If statistics were the sum total of measure, then many stories would never progress beyond an uncomfortable first glance. Take Osborne High School for example. Located just eight miles from downtown Atlanta, Osborne High School is governed by Georgia's Cobb County Board of Education. According to an article published in the Atlanta Journal Constitution in 2000, more than one-third of Osborne's student body turned over in a single year, one-third of the students live in poverty, one-third of the students do not speak fluent English, absenteeism rates are high, and SAT scores are low.
This however, is a story driven by people, not statistics. One such person is Catherine Page-Quail, a 15-year veteran of the broadcast television industry, who signed on in August 2000 to be Osborne High School's mass media technologies teacher. "I was immediately impressed by the layout of facilities in the mass media suite," says Page-Quail. "I felt that this area had enormous unrealized potential."
Today, Osborne's mass media facility consists of nine working rooms, including a full studio, a well-equipped master control room, five edit bays and a classroom area. By the time Page-Quail arrived, however, the program was already more than 5 years old, and the equipment obsolete. The 60 to 80 students enrolled in mass media each semester were sharing four VHS cameras in various states of disrepair, one cuts-only VHS editing setup, and one Video Toaster editing system. "When I arrived, the situation was strained and volatile," says Page-Quail. "There wasn't enough editing equipment to accommodate all of the students, much less handle the workload, which led to infighting over the edit rooms." It was apparent to her that expansion and upgrades were essential to the success of the curriculum and to the school's production schedule.
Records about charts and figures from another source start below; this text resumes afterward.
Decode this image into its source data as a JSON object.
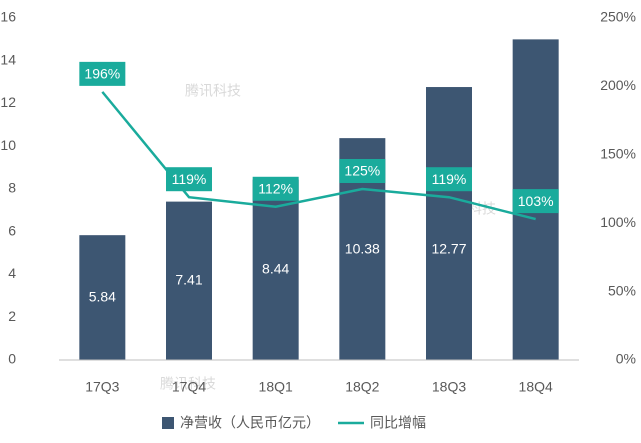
{
  "chart_data": {
    "type": "bar-line",
    "categories": [
      "17Q3",
      "17Q4",
      "18Q1",
      "18Q2",
      "18Q3",
      "18Q4"
    ],
    "series": [
      {
        "name": "净营收（人民币亿元）",
        "type": "bar",
        "color": "#3d5672",
        "values": [
          5.84,
          7.41,
          8.44,
          10.38,
          12.77,
          15.0
        ],
        "value_labels": [
          "5.84",
          "7.41",
          "8.44",
          "10.38",
          "12.77",
          null
        ]
      },
      {
        "name": "同比增幅",
        "type": "line",
        "axis": "y2",
        "color": "#1aab9c",
        "values": [
          196,
          119,
          112,
          125,
          119,
          103
        ],
        "value_labels": [
          "196%",
          "119%",
          "112%",
          "125%",
          "119%",
          "103%"
        ]
      }
    ],
    "ylim": [
      0,
      16
    ],
    "yticks": [
      0,
      2,
      4,
      6,
      8,
      10,
      12,
      14,
      16
    ],
    "y2lim": [
      0,
      250
    ],
    "y2ticks": [
      {
        "value": 0,
        "label": "0%"
      },
      {
        "value": 50,
        "label": "50%"
      },
      {
        "value": 100,
        "label": "100%"
      },
      {
        "value": 150,
        "label": "150%"
      },
      {
        "value": 200,
        "label": "200%"
      },
      {
        "value": 250,
        "label": "250%"
      }
    ],
    "grid": false,
    "legend": "bottom",
    "watermark": "腾讯科技"
  }
}
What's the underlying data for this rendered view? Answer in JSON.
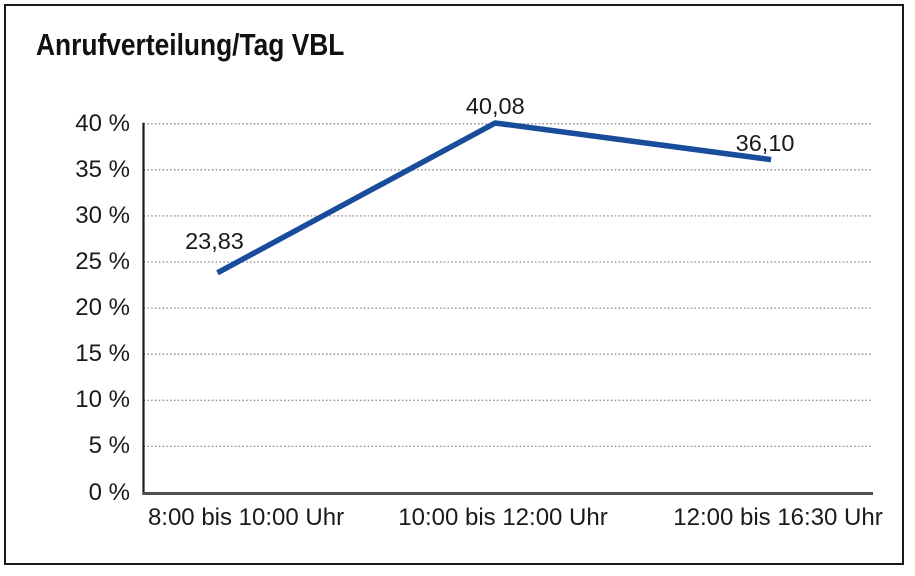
{
  "chart_data": {
    "type": "line",
    "title": "Anrufverteilung/Tag VBL",
    "categories": [
      "8:00 bis 10:00 Uhr",
      "10:00 bis 12:00 Uhr",
      "12:00 bis 16:30 Uhr"
    ],
    "series": [
      {
        "values": [
          23.83,
          40.08,
          36.1
        ],
        "data_labels": [
          "23,83",
          "40,08",
          "36,10"
        ]
      }
    ],
    "y_tick_values": [
      0,
      5,
      10,
      15,
      20,
      25,
      30,
      35,
      40
    ],
    "y_tick_labels": [
      "0 %",
      "5 %",
      "10 %",
      "15 %",
      "20 %",
      "25 %",
      "30 %",
      "35 %",
      "40 %"
    ],
    "ylim": [
      0,
      40
    ],
    "xlabel": "",
    "ylabel": "",
    "grid": "horizontal-dotted",
    "legend": "none",
    "colors": {
      "line": "#1a4c9c",
      "grid": "#909090",
      "y_axis": "#1a1a1a",
      "x_axis": "#4f4f4f",
      "text": "#1a1a1a",
      "background": "#ffffff",
      "frame_border": "#1a1a1a"
    }
  }
}
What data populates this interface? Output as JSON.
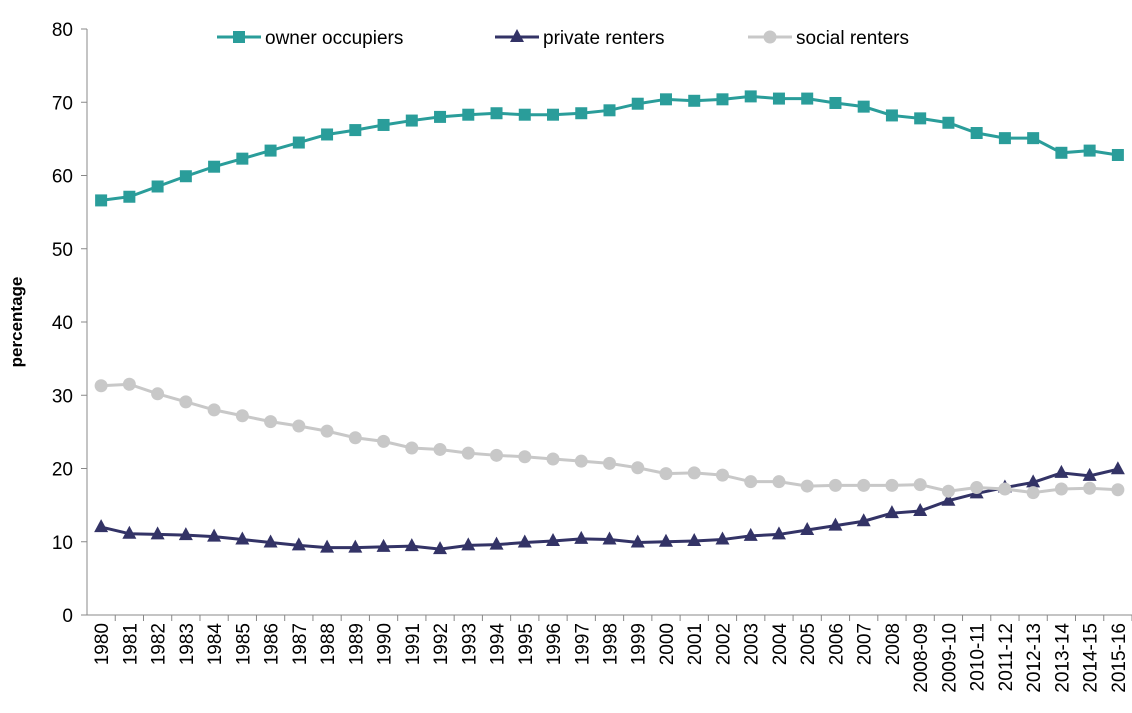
{
  "chart_data": {
    "type": "line",
    "y_label": "percentage",
    "categories": [
      "1980",
      "1981",
      "1982",
      "1983",
      "1984",
      "1985",
      "1986",
      "1987",
      "1988",
      "1989",
      "1990",
      "1991",
      "1992",
      "1993",
      "1994",
      "1995",
      "1996",
      "1997",
      "1998",
      "1999",
      "2000",
      "2001",
      "2002",
      "2003",
      "2004",
      "2005",
      "2006",
      "2007",
      "2008",
      "2008-09",
      "2009-10",
      "2010-11",
      "2011-12",
      "2012-13",
      "2013-14",
      "2014-15",
      "2015-16"
    ],
    "series": [
      {
        "name": "owner occupiers",
        "color": "#2a9d9a",
        "marker": "square",
        "values": [
          56.6,
          57.1,
          58.5,
          59.9,
          61.2,
          62.3,
          63.4,
          64.5,
          65.6,
          66.2,
          66.9,
          67.5,
          68.0,
          68.3,
          68.5,
          68.3,
          68.3,
          68.5,
          68.9,
          69.8,
          70.4,
          70.2,
          70.4,
          70.8,
          70.5,
          70.5,
          69.9,
          69.4,
          68.2,
          67.8,
          67.2,
          65.8,
          65.1,
          65.1,
          63.1,
          63.4,
          62.8
        ]
      },
      {
        "name": "private renters",
        "color": "#333366",
        "marker": "triangle",
        "values": [
          12.0,
          11.1,
          11.0,
          10.9,
          10.7,
          10.3,
          9.9,
          9.5,
          9.2,
          9.2,
          9.3,
          9.4,
          9.0,
          9.5,
          9.6,
          9.9,
          10.1,
          10.4,
          10.3,
          9.9,
          10.0,
          10.1,
          10.3,
          10.8,
          11.0,
          11.6,
          12.2,
          12.8,
          13.9,
          14.2,
          15.6,
          16.6,
          17.4,
          18.1,
          19.4,
          19.0,
          19.9
        ]
      },
      {
        "name": "social renters",
        "color": "#c8c8c8",
        "marker": "circle",
        "values": [
          31.3,
          31.5,
          30.2,
          29.1,
          28.0,
          27.2,
          26.4,
          25.8,
          25.1,
          24.2,
          23.7,
          22.8,
          22.6,
          22.1,
          21.8,
          21.6,
          21.3,
          21.0,
          20.7,
          20.1,
          19.3,
          19.4,
          19.1,
          18.2,
          18.2,
          17.6,
          17.7,
          17.7,
          17.7,
          17.8,
          16.9,
          17.4,
          17.2,
          16.7,
          17.2,
          17.3,
          17.1
        ]
      }
    ],
    "ylim": [
      0,
      80
    ],
    "yticks": [
      0,
      10,
      20,
      30,
      40,
      50,
      60,
      70,
      80
    ],
    "grid": false,
    "legend": "top"
  }
}
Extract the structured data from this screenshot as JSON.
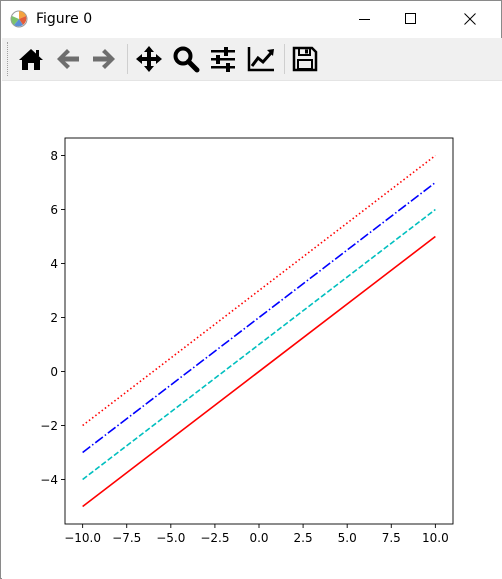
{
  "window": {
    "title": "Figure 0",
    "controls": {
      "minimize_icon": "minimize-icon",
      "maximize_icon": "maximize-icon",
      "close_icon": "close-icon"
    }
  },
  "toolbar": {
    "buttons": [
      {
        "name": "home",
        "icon": "home-icon"
      },
      {
        "name": "back",
        "icon": "arrow-left-icon"
      },
      {
        "name": "forward",
        "icon": "arrow-right-icon"
      },
      {
        "name": "pan",
        "icon": "move-icon"
      },
      {
        "name": "zoom",
        "icon": "magnifier-icon"
      },
      {
        "name": "configure-subplots",
        "icon": "sliders-icon"
      },
      {
        "name": "edit-axis",
        "icon": "trend-chart-icon"
      },
      {
        "name": "save",
        "icon": "floppy-disk-icon"
      }
    ]
  },
  "chart_data": {
    "type": "line",
    "title": "",
    "xlabel": "",
    "ylabel": "",
    "xlim": [
      -11,
      11
    ],
    "ylim": [
      -5.65,
      8.65
    ],
    "xticks": [
      -10.0,
      -7.5,
      -5.0,
      -2.5,
      0.0,
      2.5,
      5.0,
      7.5,
      10.0
    ],
    "xtick_labels": [
      "−10.0",
      "−7.5",
      "−5.0",
      "−2.5",
      "0.0",
      "2.5",
      "5.0",
      "7.5",
      "10.0"
    ],
    "yticks": [
      -4,
      -2,
      0,
      2,
      4,
      6,
      8
    ],
    "ytick_labels": [
      "−4",
      "−2",
      "0",
      "2",
      "4",
      "6",
      "8"
    ],
    "grid": false,
    "series": [
      {
        "color": "#ff0000",
        "linestyle": "solid",
        "x": [
          -10,
          10
        ],
        "y": [
          -5,
          5
        ]
      },
      {
        "color": "#00bfbf",
        "linestyle": "dashed",
        "x": [
          -10,
          10
        ],
        "y": [
          -4,
          6
        ]
      },
      {
        "color": "#0000ff",
        "linestyle": "dashdot",
        "x": [
          -10,
          10
        ],
        "y": [
          -3,
          7
        ]
      },
      {
        "color": "#ff0000",
        "linestyle": "dotted",
        "x": [
          -10,
          10
        ],
        "y": [
          -2,
          8
        ]
      }
    ]
  }
}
Choosing the Right Resources
Fortunately, Osborne High School Principal U.S. Davidson, Ph.D., was behind the program 100 percent, and recognized the value-added opportunity of using an improved video operation as an in-house image builder and morale booster for the school. With this realization, Davidson gave the green light to research and recommend new equipment. The next step was finding and choosing the right resources to fit the program and the school's budget. "Cameras weren't the issue," says Page-Quail. "It was the big-ticket items, the editing systems that needed careful consideration. This decision had to be dead-on since I knew we would have to live with it for a long time to come."
Then a trusted source suggested she look at a company called Applied Magic, which had a new system called ScreenPlay.